In a city with a population of around 10 million people, it’s no wonder that Jakarta’s roads are in gridlock with cars, motorbikes, buses, trucks, bajas, rubbish men pulling carts, and many other weird and wonderful modes of transport, making travel across the city incredibly slow and very frustrating. Considering another 2 million travel from the suburbs into the city each day for work, I’m surprised the traffic can move at all, especially in peak hours.
This leaves many people with no choice but to catch the train to work if they want to have any chance of making it on time, and as the economy train costs from 1,500 Rp (approx 15 Australian cents) per trip this is one of the cheapest options available and the quickest way to connect from Bogor, Depok, Tangerang and Bekasi into Jakarta city. During peak hours the train carriages are overflowing with people squashed into the carriages like sardines and hanging on for dear life to the outside of the train to anything they can grab on to whether it be a part of the train or a fellow traveller. There is no air conditioning in the sweltering heat on the economy trains so the conditions are rather unbearable, and although people purchase tickets they still choose to travel on the rooftop for the breeze it offers in the heat.
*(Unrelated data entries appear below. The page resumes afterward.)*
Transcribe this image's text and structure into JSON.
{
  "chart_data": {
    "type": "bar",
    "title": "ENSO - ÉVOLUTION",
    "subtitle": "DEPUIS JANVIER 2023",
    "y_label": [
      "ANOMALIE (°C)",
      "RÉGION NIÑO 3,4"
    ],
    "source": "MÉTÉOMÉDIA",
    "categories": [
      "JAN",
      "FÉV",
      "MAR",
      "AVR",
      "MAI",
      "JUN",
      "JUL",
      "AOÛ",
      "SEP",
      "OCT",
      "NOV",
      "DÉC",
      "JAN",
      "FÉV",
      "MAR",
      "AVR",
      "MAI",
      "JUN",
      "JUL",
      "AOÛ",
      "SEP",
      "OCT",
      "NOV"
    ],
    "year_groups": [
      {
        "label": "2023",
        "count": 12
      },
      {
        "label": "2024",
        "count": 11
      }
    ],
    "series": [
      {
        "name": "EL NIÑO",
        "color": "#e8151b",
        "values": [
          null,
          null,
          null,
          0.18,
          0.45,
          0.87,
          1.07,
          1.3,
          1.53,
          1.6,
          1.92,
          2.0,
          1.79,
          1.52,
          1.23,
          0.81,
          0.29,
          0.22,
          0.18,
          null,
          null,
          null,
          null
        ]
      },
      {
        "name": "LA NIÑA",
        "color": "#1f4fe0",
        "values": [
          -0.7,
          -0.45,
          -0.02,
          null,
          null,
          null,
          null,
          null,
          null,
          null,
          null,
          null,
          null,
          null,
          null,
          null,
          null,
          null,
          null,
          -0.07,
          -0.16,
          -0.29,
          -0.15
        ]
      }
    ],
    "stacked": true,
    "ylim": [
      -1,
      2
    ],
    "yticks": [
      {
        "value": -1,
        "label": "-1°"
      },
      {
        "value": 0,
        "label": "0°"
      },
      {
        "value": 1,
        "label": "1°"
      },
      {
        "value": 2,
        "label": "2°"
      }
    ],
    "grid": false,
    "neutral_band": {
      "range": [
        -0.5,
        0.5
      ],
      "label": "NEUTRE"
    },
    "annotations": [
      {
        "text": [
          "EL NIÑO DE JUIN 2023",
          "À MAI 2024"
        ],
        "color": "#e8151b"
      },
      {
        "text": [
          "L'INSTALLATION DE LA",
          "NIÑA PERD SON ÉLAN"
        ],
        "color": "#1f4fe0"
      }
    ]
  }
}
Travelling on the train roof is incredibly dangerous as the power lines are low and there are at least two fatalities reported every month from passengers either falling off or being electrocuted by hanging lines.
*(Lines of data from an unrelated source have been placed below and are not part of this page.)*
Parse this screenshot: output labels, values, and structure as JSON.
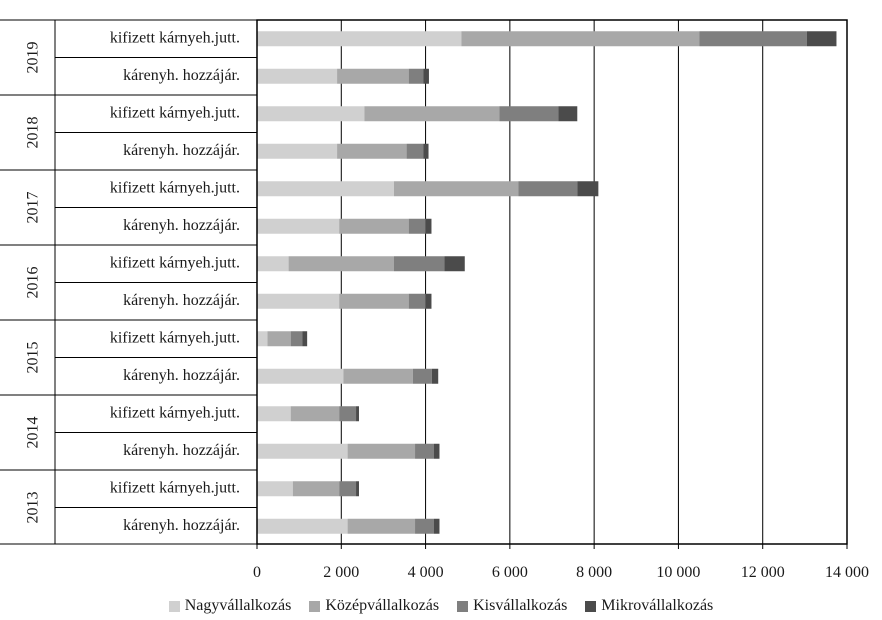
{
  "chart_data": {
    "type": "bar",
    "orientation": "horizontal",
    "stacked": true,
    "xlim": [
      0,
      14000
    ],
    "x_ticks": [
      "0",
      "2 000",
      "4 000",
      "6 000",
      "8 000",
      "10 000",
      "12 000",
      "14 000"
    ],
    "groups": [
      {
        "year": "2019",
        "rows": [
          {
            "label": "kifizett kárnyeh.jutt.",
            "values": [
              4850,
              5650,
              2550,
              700
            ]
          },
          {
            "label": "kárenyh. hozzájár.",
            "values": [
              1900,
              1700,
              350,
              130
            ]
          }
        ]
      },
      {
        "year": "2018",
        "rows": [
          {
            "label": "kifizett kárnyeh.jutt.",
            "values": [
              2550,
              3200,
              1400,
              450
            ]
          },
          {
            "label": "kárenyh. hozzájár.",
            "values": [
              1900,
              1650,
              400,
              120
            ]
          }
        ]
      },
      {
        "year": "2017",
        "rows": [
          {
            "label": "kifizett kárnyeh.jutt.",
            "values": [
              3250,
              2950,
              1400,
              500
            ]
          },
          {
            "label": "kárenyh. hozzájár.",
            "values": [
              1950,
              1650,
              400,
              140
            ]
          }
        ]
      },
      {
        "year": "2016",
        "rows": [
          {
            "label": "kifizett kárnyeh.jutt.",
            "values": [
              750,
              2500,
              1200,
              480
            ]
          },
          {
            "label": "kárenyh. hozzájár.",
            "values": [
              1950,
              1650,
              400,
              140
            ]
          }
        ]
      },
      {
        "year": "2015",
        "rows": [
          {
            "label": "kifizett kárnyeh.jutt.",
            "values": [
              250,
              550,
              280,
              110
            ]
          },
          {
            "label": "kárenyh. hozzájár.",
            "values": [
              2050,
              1650,
              450,
              150
            ]
          }
        ]
      },
      {
        "year": "2014",
        "rows": [
          {
            "label": "kifizett kárnyeh.jutt.",
            "values": [
              800,
              1150,
              400,
              70
            ]
          },
          {
            "label": "kárenyh. hozzájár.",
            "values": [
              2150,
              1600,
              450,
              130
            ]
          }
        ]
      },
      {
        "year": "2013",
        "rows": [
          {
            "label": "kifizett kárnyeh.jutt.",
            "values": [
              850,
              1100,
              400,
              70
            ]
          },
          {
            "label": "kárenyh. hozzájár.",
            "values": [
              2150,
              1600,
              450,
              130
            ]
          }
        ]
      }
    ],
    "series": [
      {
        "name": "Nagyvállalkozás",
        "color": "#d0d0d0"
      },
      {
        "name": "Középvállalkozás",
        "color": "#a8a8a8"
      },
      {
        "name": "Kisvállalkozás",
        "color": "#7f7f7f"
      },
      {
        "name": "Mikrovállalkozás",
        "color": "#4b4b4b"
      }
    ],
    "grid": {
      "vertical": true,
      "color": "#000000"
    },
    "legend": "bottom"
  }
}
Authorities have tried unsuccessfully to discourage the practice of passengers travelling on the rooftops, even lubricating roofs, spraying paint onto commuters and suspending low hanging concrete balls above the trains on the railway line connecting Jakarta to Bekasi, but this has done nothing to deter people as they have no other option if they want to make it to work and earn some money to survive in this chaotic city. Stations that installed flexible fibre barriers designed to knock people were vandalized and the barriers destroyed by angry commuters, allowing the unsafe travel to continue.
As I discovered on our trip to Manggarai, there is a whole community of people that love to gather on the railway lines close to the station just to watch the passing trains overflowing with passengers each night. Young children play carefree on the tracks and boys chase the moving trains jumping on and off playing games, while others buy their dinner to eat while they sit amongst the rubbish and point at passing trains.
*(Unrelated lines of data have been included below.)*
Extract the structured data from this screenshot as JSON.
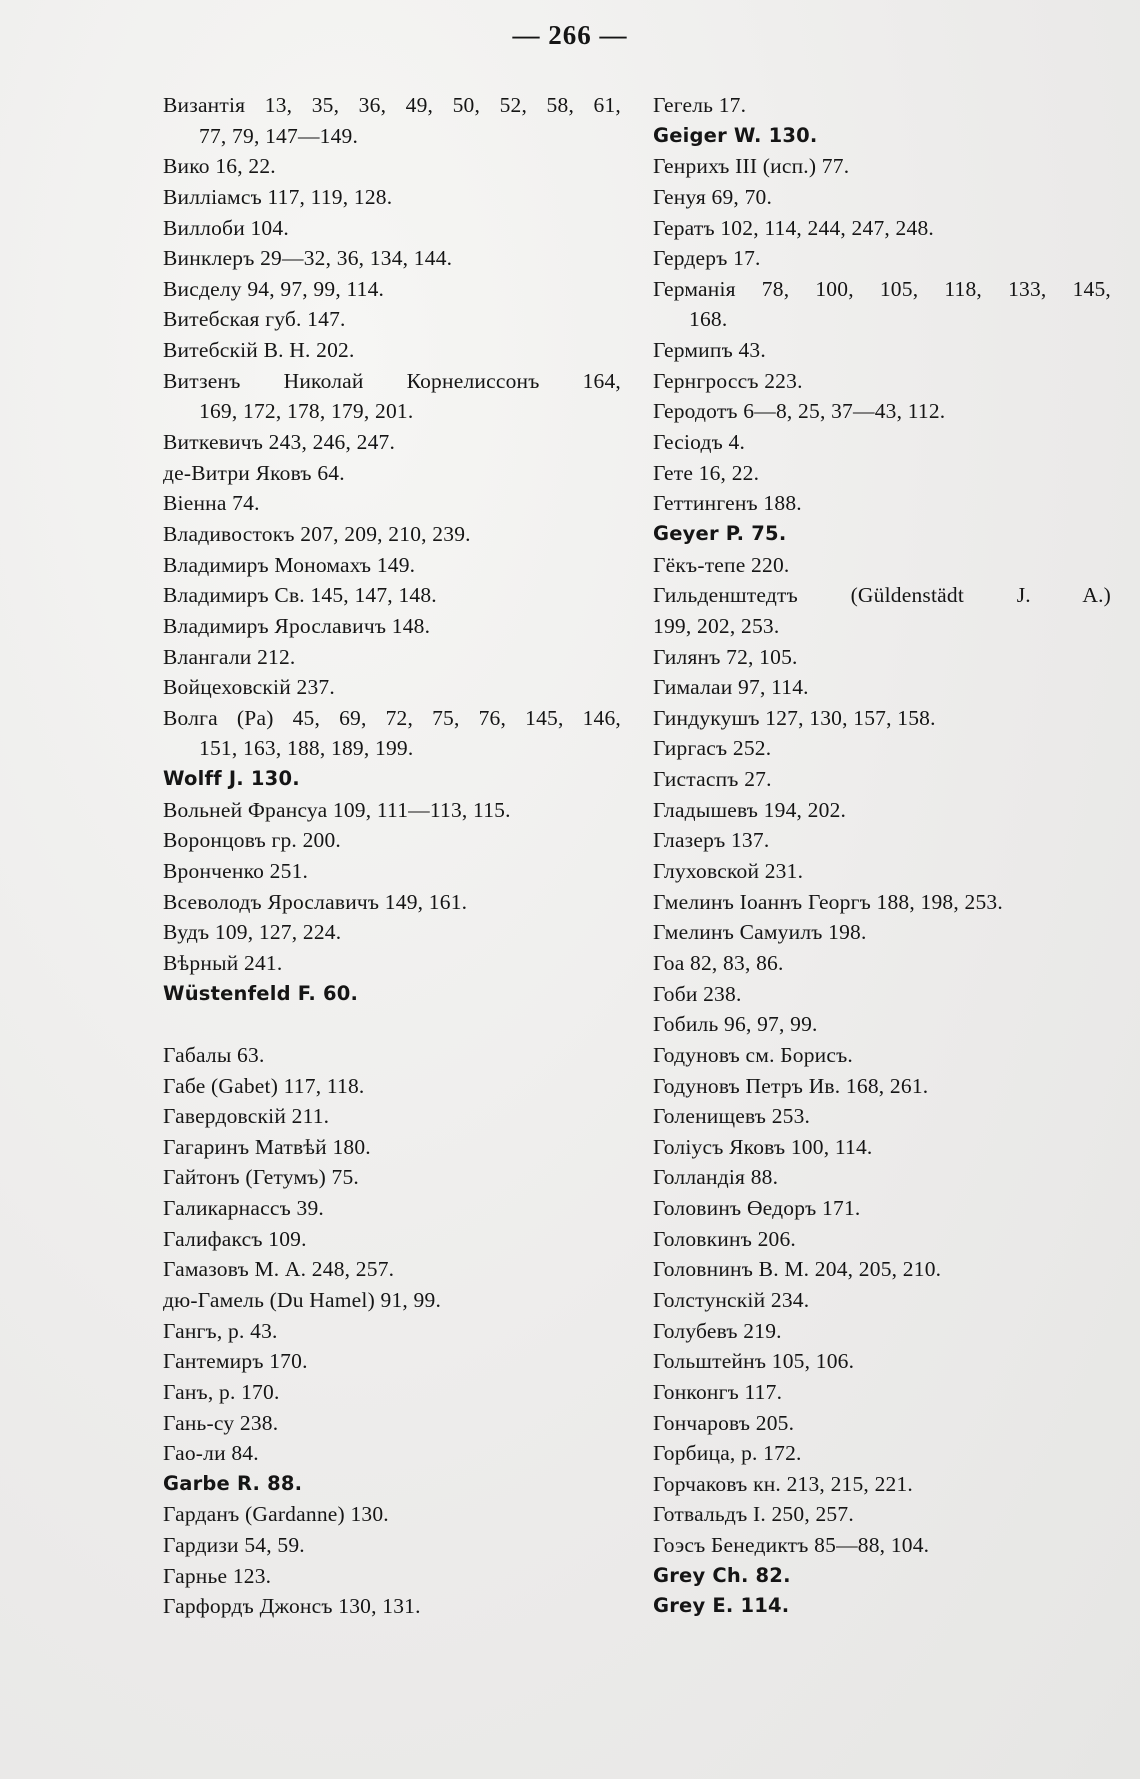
{
  "page": {
    "number": "— 266 —"
  },
  "columns": {
    "left": [
      {
        "text": "Византія 13, 35, 36, 49, 50, 52, 58, 61,",
        "cont": "77, 79, 147—149.",
        "justify": true
      },
      {
        "text": "Вико 16, 22."
      },
      {
        "text": "Вилліамсъ 117, 119, 128."
      },
      {
        "text": "Виллоби 104."
      },
      {
        "text": "Винклеръ 29—32, 36, 134, 144."
      },
      {
        "text": "Висделу 94, 97, 99, 114."
      },
      {
        "text": "Витебская губ. 147."
      },
      {
        "text": "Витебскій В. Н. 202."
      },
      {
        "text": "Витзенъ Николай Корнелиссонъ 164,",
        "cont": "169, 172, 178, 179, 201.",
        "justify": true
      },
      {
        "text": "Виткевичъ 243, 246, 247."
      },
      {
        "text": "де-Витри Яковъ 64."
      },
      {
        "text": "Віенна 74."
      },
      {
        "text": "Владивостокъ 207, 209, 210, 239."
      },
      {
        "text": "Владимиръ Мономахъ 149."
      },
      {
        "text": "Владимиръ Св. 145, 147, 148."
      },
      {
        "text": "Владимиръ Ярославичъ 148."
      },
      {
        "text": "Влангали 212."
      },
      {
        "text": "Войцеховскій 237."
      },
      {
        "text": "Волга (Ра) 45, 69, 72, 75, 76, 145, 146,",
        "cont": "151, 163, 188, 189, 199.",
        "justify": true
      },
      {
        "text": "Wolff J. 130.",
        "latin": true
      },
      {
        "text": "Вольней Франсуа 109, 111—113, 115."
      },
      {
        "text": "Воронцовъ гр. 200."
      },
      {
        "text": "Вронченко 251."
      },
      {
        "text": "Всеволодъ Ярославичъ 149, 161."
      },
      {
        "text": "Вудъ 109, 127, 224."
      },
      {
        "text": "Вѣрный 241."
      },
      {
        "text": "Wüstenfeld F. 60.",
        "latin": true
      },
      {
        "text": "Габалы 63.",
        "gap_before": true
      },
      {
        "text": "Габе (Gabet) 117, 118."
      },
      {
        "text": "Гавердовскій 211."
      },
      {
        "text": "Гагаринъ Матвѣй 180."
      },
      {
        "text": "Гайтонъ (Гетумъ) 75."
      },
      {
        "text": "Галикарнассъ 39."
      },
      {
        "text": "Галифаксъ 109."
      },
      {
        "text": "Гамазовъ М. А. 248, 257."
      },
      {
        "text": "дю-Гамель (Du Hamel) 91, 99."
      },
      {
        "text": "Гангъ, р. 43."
      },
      {
        "text": "Гантемиръ 170."
      },
      {
        "text": "Ганъ, р. 170."
      },
      {
        "text": "Гань-су 238."
      },
      {
        "text": "Гао-ли 84."
      },
      {
        "text": "Garbe R. 88.",
        "latin": true
      },
      {
        "text": "Гарданъ (Gardanne) 130."
      },
      {
        "text": "Гардизи 54, 59."
      },
      {
        "text": "Гарнье 123."
      },
      {
        "text": "Гарфордъ Джонсъ 130, 131."
      }
    ],
    "right": [
      {
        "text": "Гегель 17."
      },
      {
        "text": "Geiger W. 130.",
        "latin": true
      },
      {
        "text": "Генрихъ III (исп.) 77."
      },
      {
        "text": "Генуя 69, 70."
      },
      {
        "text": "Гератъ 102, 114, 244, 247, 248."
      },
      {
        "text": "Гердеръ 17."
      },
      {
        "text": "Германія 78, 100, 105, 118, 133, 145,",
        "cont": "168.",
        "justify": true
      },
      {
        "text": "Гермипъ 43."
      },
      {
        "text": "Гернгроссъ 223."
      },
      {
        "text": "Геродотъ 6—8, 25, 37—43, 112."
      },
      {
        "text": "Гесіодъ 4."
      },
      {
        "text": "Гете 16, 22."
      },
      {
        "text": "Геттингенъ 188."
      },
      {
        "text": "Geyer P. 75.",
        "latin": true
      },
      {
        "text": "Гёкъ-тепе 220."
      },
      {
        "text": "Гильденштедтъ (Güldenstädt J. A.)",
        "cont": "199, 202, 253.",
        "justify": true,
        "cont_noindent": true
      },
      {
        "text": "Гилянъ 72, 105."
      },
      {
        "text": "Гималаи 97, 114."
      },
      {
        "text": "Гиндукушъ 127, 130, 157, 158."
      },
      {
        "text": "Гиргасъ 252."
      },
      {
        "text": "Гистаспъ 27."
      },
      {
        "text": "Гладышевъ 194, 202."
      },
      {
        "text": "Глазеръ 137."
      },
      {
        "text": "Глуховской 231."
      },
      {
        "text": "Гмелинъ Іоаннъ Георгъ 188, 198, 253."
      },
      {
        "text": "Гмелинъ Самуилъ 198."
      },
      {
        "text": "Гоа 82, 83, 86."
      },
      {
        "text": "Гоби 238."
      },
      {
        "text": "Гобиль 96, 97, 99."
      },
      {
        "text": "Годуновъ см. Борисъ."
      },
      {
        "text": "Годуновъ Петръ Ив. 168, 261."
      },
      {
        "text": "Голенищевъ 253."
      },
      {
        "text": "Голіусъ Яковъ 100, 114."
      },
      {
        "text": "Голландія 88."
      },
      {
        "text": "Головинъ Өедоръ 171."
      },
      {
        "text": "Головкинъ 206."
      },
      {
        "text": "Головнинъ В. М. 204, 205, 210."
      },
      {
        "text": "Голстунскій 234."
      },
      {
        "text": "Голубевъ 219."
      },
      {
        "text": "Гольштейнъ 105, 106."
      },
      {
        "text": "Гонконгъ 117."
      },
      {
        "text": "Гончаровъ 205."
      },
      {
        "text": "Горбица, р. 172."
      },
      {
        "text": "Горчаковъ кн. 213, 215, 221."
      },
      {
        "text": "Готвальдъ I. 250, 257."
      },
      {
        "text": "Гоэсъ Бенедиктъ 85—88, 104."
      },
      {
        "text": "Grey Ch. 82.",
        "latin": true
      },
      {
        "text": "Grey E. 114.",
        "latin": true
      }
    ]
  }
}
Coming from Australia where there are so many rules and regulations, you would never see sights such as this, and actually I am grateful for that, although the sight of groups of ticket inspectors there makes me cringe every time I see them board the public transport systems.
Until more trains and carriages are added to the Jakarta-Bogor line people will continue to defy the law in Jakarta, as unsafe as it may be, but in a city steaming with millions trying to survive, at this present time there is no other option but to travel in these conditions and to somehow learn to be ‘santai’ as is the usual Indonesian way.